What's the big picture effect?

This story adds to an ongoing debate surrounding the safety of MPs. In 2016, Labour MP Jo Cox was shot and killed by a far-right extremist on her way to a routine political surgery in West Yorkshire. The almost identical murder of David Amess five years later highlights the risks politicians face as public figures representing the Government. As a result, there has been a push for “David’s Law” to be passed which would end anonymity online and require social media users to prove their identity. While online users would still be able to legitimately criticise politicians, David’s Law would prevent the onslaught of abuse that many MPs currently face.

Since Amess’ murder, many MPs have expressed their fears about meeting with the public. For example, Conservative MP Mike Freer said he and his staff will have panic alarms and wear stab vests for constituency surgeries. Also, Labour MP Jess Phillips said: “I already feel more distant from my constituents and their issues than I did when I first started”. It is clear that safety concerns and fears of violence are negatively impacting MPs. An important role of an MP is to act in the best interest of their constituents through attending surgeries. However, if MPs are in fear and are reluctant to meet their constituents, this role could be at risk.
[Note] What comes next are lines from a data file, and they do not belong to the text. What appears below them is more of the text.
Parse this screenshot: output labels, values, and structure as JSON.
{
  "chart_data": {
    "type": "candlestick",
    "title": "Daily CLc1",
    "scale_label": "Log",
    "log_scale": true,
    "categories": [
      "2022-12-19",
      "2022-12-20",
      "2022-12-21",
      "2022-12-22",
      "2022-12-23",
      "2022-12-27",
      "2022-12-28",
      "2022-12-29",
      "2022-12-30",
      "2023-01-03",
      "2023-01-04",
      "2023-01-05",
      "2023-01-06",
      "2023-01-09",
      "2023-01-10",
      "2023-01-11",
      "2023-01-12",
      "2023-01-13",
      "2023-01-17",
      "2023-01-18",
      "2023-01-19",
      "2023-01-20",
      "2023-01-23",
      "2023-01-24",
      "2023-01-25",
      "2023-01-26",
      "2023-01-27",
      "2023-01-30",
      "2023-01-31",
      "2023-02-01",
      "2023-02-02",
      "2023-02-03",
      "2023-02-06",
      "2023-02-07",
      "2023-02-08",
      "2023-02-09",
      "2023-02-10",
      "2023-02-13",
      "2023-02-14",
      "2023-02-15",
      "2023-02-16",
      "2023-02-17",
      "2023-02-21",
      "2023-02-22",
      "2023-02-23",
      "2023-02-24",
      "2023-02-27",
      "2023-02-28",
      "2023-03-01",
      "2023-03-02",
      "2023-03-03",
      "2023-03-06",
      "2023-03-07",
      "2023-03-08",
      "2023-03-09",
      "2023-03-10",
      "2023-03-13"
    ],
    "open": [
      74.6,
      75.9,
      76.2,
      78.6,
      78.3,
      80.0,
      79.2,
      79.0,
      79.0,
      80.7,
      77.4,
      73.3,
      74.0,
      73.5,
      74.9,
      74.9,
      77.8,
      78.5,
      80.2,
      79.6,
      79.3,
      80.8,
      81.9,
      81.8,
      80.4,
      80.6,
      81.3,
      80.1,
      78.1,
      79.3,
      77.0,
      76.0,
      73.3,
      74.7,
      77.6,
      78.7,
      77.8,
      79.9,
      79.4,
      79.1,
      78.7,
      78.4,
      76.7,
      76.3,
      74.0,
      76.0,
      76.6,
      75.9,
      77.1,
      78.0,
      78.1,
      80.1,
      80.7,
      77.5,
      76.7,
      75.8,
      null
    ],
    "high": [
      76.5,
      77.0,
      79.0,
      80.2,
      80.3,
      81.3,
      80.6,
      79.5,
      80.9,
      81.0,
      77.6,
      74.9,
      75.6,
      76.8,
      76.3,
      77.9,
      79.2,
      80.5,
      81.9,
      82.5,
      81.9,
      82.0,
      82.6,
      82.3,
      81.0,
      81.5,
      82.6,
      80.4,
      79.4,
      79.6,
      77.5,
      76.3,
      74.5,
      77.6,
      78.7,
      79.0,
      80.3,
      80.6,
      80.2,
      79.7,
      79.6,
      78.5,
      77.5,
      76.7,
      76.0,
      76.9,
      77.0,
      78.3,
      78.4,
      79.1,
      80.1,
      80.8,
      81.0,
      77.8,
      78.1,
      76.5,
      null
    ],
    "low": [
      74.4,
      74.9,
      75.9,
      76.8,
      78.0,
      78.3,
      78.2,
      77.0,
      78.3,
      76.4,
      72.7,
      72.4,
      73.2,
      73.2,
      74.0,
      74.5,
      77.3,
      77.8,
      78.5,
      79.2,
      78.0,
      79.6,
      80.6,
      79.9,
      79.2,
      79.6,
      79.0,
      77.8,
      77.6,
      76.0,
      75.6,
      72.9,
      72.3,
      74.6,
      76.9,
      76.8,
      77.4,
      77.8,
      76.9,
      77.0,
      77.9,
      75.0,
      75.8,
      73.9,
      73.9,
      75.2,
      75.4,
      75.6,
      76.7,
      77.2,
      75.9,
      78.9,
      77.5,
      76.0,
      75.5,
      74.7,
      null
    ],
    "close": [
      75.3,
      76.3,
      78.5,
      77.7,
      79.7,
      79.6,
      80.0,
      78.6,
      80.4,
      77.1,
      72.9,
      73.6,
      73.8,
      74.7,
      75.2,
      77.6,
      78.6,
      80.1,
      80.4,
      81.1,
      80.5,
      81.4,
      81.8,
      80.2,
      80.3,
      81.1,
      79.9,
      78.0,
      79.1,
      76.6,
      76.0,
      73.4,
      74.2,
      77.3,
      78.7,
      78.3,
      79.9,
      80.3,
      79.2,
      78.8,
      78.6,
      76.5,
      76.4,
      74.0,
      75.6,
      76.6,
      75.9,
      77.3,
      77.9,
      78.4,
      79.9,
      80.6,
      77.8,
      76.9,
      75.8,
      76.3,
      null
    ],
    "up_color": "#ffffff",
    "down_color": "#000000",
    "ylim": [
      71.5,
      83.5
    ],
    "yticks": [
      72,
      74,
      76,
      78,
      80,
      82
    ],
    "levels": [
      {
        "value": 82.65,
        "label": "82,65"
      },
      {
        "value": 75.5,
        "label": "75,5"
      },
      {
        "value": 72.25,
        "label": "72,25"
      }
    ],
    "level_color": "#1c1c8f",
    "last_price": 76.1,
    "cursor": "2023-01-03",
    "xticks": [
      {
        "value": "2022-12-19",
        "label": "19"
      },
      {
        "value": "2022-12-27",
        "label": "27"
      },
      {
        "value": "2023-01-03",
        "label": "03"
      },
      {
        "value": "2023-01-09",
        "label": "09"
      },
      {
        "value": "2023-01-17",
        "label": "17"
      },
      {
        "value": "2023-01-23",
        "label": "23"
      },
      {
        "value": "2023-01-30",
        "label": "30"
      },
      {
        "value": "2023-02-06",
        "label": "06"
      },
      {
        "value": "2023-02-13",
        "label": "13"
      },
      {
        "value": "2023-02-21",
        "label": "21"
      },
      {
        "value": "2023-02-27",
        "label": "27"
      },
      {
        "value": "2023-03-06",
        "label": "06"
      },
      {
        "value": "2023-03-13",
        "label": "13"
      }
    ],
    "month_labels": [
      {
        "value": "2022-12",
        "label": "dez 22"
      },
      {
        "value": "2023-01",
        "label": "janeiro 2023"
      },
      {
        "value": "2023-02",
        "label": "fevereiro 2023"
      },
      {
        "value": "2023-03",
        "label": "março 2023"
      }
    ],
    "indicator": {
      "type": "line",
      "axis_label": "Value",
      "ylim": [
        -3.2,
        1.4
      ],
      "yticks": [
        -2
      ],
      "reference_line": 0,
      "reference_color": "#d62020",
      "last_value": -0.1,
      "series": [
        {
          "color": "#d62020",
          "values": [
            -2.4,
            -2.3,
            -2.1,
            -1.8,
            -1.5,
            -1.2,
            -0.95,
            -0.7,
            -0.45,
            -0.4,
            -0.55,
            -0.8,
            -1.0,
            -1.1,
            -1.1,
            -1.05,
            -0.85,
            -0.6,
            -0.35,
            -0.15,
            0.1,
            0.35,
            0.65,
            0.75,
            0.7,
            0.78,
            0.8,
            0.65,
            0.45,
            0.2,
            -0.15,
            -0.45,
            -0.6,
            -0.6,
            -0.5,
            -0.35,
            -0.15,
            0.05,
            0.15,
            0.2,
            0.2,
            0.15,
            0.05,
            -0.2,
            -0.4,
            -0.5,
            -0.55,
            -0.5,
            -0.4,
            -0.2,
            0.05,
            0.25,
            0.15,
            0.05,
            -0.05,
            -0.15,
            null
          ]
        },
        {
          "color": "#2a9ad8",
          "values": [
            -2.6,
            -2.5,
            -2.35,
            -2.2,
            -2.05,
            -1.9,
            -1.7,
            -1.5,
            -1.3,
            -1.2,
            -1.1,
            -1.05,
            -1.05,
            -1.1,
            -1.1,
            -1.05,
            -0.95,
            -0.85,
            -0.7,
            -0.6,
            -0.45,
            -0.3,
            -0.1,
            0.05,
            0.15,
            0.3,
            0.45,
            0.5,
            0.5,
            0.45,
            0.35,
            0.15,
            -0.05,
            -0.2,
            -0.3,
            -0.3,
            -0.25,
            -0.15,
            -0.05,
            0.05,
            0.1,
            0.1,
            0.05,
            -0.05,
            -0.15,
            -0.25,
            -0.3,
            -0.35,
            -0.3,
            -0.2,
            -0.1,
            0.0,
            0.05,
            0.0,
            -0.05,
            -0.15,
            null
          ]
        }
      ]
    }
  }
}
In response to these concerns, some MPs have called for a move to virtual constituency surgeries rather than face-to-face surgeries. This would still allow constituents to talk with their MPs but in a safer, more controlled environment. Using platforms like Zoom and Microsoft Teams for political surgeries would be a natural progression within the new era of video communications popularised during the pandemic. However, Home Secretary Priti Patel implied that this idea is unlikely to take off when she said: “We live in an open society, a democracy, where we (MPs) are accessible to the people and that is right and proper”.

The discussion about moving political surgeries online puts a spotlight on the nature of democracy and begs the question of how important it is that constituents have direct face-to-face contact with their MPs. Though the shift to online surgeries is unlikely to occur soon, it is imaginable that the future of political participation will become increasingly virtual, especially considering how the internet and social media has become a part of our everyday lives. The more time we spend online, the more important it is that legislation such as David’s Law is enforced to protect those who are most at risk from online abuse.